Peter Vanderklish, Ph.D.
Principal Investigator
Scripps Research Institute, San Diego, CA

FRAXA Awards:
  $50,000 in 2007
  $80,000 in 2006
  $50,000 in 2005
  $95,000 in 2004


update by Michael Tranfaglia, FRAXA, 3/2007

This research group at Scripps is using the most sophisticated proteomic techniques currently available to understand exactly how the absence of FMRP affects levels of other proteins in neurons. "Our proteomic work is motivated by the fact that the most critical gap in our understanding of the molecular basis of FXS resides in the identification of proteins that are dysregulated in the absence of FMRP. Studies of the mRNAs associated with FMRP suggest that it regulates the synthesis of several proteins that can affect synaptic structure and function. However, the number of validated changes in proteins is relatively small compared to the estimated number of FMRP target mRNAs, and there is as yet no reliable way to estimate protein changes from mRNA data. In addition, mRNA methods are not sensitive to potential changes in proteins encoded by mRNAs that are not FMRP targets. Given these and other considerations, it is likely that many more protein changes are critically involved in producing the synaptic alterations seen in FXS."
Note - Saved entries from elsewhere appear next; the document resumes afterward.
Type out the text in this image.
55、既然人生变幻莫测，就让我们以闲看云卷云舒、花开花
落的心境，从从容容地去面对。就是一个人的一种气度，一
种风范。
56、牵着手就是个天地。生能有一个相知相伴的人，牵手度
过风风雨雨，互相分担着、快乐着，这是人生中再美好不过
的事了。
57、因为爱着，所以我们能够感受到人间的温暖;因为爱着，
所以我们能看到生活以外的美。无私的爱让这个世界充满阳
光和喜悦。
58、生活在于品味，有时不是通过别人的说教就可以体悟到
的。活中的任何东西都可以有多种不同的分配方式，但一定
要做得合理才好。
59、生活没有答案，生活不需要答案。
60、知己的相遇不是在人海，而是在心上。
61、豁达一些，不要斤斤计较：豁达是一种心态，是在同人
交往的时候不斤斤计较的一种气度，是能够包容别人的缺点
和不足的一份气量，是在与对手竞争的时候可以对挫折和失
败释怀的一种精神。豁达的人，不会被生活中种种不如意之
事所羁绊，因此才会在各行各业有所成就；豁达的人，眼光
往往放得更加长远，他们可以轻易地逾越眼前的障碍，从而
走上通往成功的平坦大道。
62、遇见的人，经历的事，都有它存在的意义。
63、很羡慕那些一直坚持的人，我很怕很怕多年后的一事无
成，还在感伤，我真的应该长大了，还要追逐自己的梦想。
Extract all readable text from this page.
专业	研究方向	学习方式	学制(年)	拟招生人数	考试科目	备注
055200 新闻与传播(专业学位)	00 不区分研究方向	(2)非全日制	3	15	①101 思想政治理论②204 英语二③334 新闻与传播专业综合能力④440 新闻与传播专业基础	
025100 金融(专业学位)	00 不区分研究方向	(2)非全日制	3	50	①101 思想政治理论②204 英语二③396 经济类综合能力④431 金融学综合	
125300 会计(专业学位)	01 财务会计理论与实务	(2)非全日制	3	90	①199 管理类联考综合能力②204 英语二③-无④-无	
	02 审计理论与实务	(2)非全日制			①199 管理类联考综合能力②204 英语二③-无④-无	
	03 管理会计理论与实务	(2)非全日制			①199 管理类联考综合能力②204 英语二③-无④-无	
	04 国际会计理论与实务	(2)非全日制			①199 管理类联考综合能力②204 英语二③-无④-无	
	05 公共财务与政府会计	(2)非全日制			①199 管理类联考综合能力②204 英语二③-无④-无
This investigation has already led to identification of several proteins that may contribute to the abnormalities in synaptic shape seen in fragile X and also a few proteins which have been implicated in autism. One protein presents a potential opportunity for therapeutic intervention with drugs taht are currently in clinical trials for unrelated indications.

Before he became a Fragile X investigator, Dr. Peter Vanderklish had demonstrated that activation of group I metabotropic glutamate receptors (mGluR1 and mGluR5) could cause rapid changes in dendritic spine shape. In as little as 15 minutes, spines of cultured neurons could become long, thin, and immaturelooking. Since this shape is characteristic of the spine shape previously seen in Fragile X brains, this would appear to support the notion that excessive function of these mGluR pathways might be the primary pathology in Fragile X.

Since 2003 when Dr.Vanderklish attended a Fragile X Banbury meeting, he has been studying neurons from the Fragile X knockout mouse in great depth. Initial studies in his lab have shown therapeutic effects of MPEP (the prototype mGluR5 antagonist) in his model system. One of the most intriguing aspects of this line of inquiry is that it strongly suggests that some structural changes seen in Fragile X brains may not only be treatable, but may reverse surprisingly rapidly with specific treatment.

by Pete Vanderklish, 3/2004

Our Previous Work

Consistent with the mGluR theory (see Mark Bear's abstract ), we observed that stimulation of mGluRs leads to elongation of dendritic spines. These changes in dendritic spine shape are dependent on protein synthesis and resemble those that occur in the Fragile X brain. Interestingly, multiple lines of evidence indicate that LTD and spine elongation are mechanistically linked; that is, that longer, thinner spines express the depressed synaptic state. Thus, altered synaptic plasticity and morphology (shape) may result from the same translation-dependent process that, once induced, is not properly limited in the Fragile X brain. As the saying goes, form follows function.

Our 2004-5 Project

We are testing three predictions of the mGluR theory:

1. Mark Bear and Kim Huber have already shown that LTD is enhanced in mice lacking FMRP. We predict that mGluR-induced spine elongation should be exaggerated in these mice. We are using live-cell imaging techniques to test this possibility and the ability of candidate pharmacological therapies for Fragile X, such as Ampakines and MPEP, to correct any imbalances.

2.We have evidence that two modes of translation initiation operate in dendrites (CAP-dependent and IRESdependent), and that stimulation of mGluRs primarily activates just one of these (cap-dependent). The mGluR hypothesis predicts that lack of FMRP increases CAP-dependent translation; we are testing to see if this is true.

3. Finally, we are testing whether preponderance of long, thin, and presumably lower efficacy, synapses in the Fragile X brain leads to compensatory changes in neurons. Recent research has shown that neurons adapt to deficits in net input by lowering firing thresholds and altering a number of intrinsic properties. If long, thin spines reduce net synaptic input, we would expect to see such changes, and they could underlie a number of symptoms of Fragile X. We are characterizing the intrinsic properties of neurons in the cortex and hippocampus of mice lacking FMRP. If differences are found with respect to control animals, this system could provide a testbed to see if potential therapeutic drugs (such as Ampakines and MPEP) can restore basic neuronal properties to their normal state.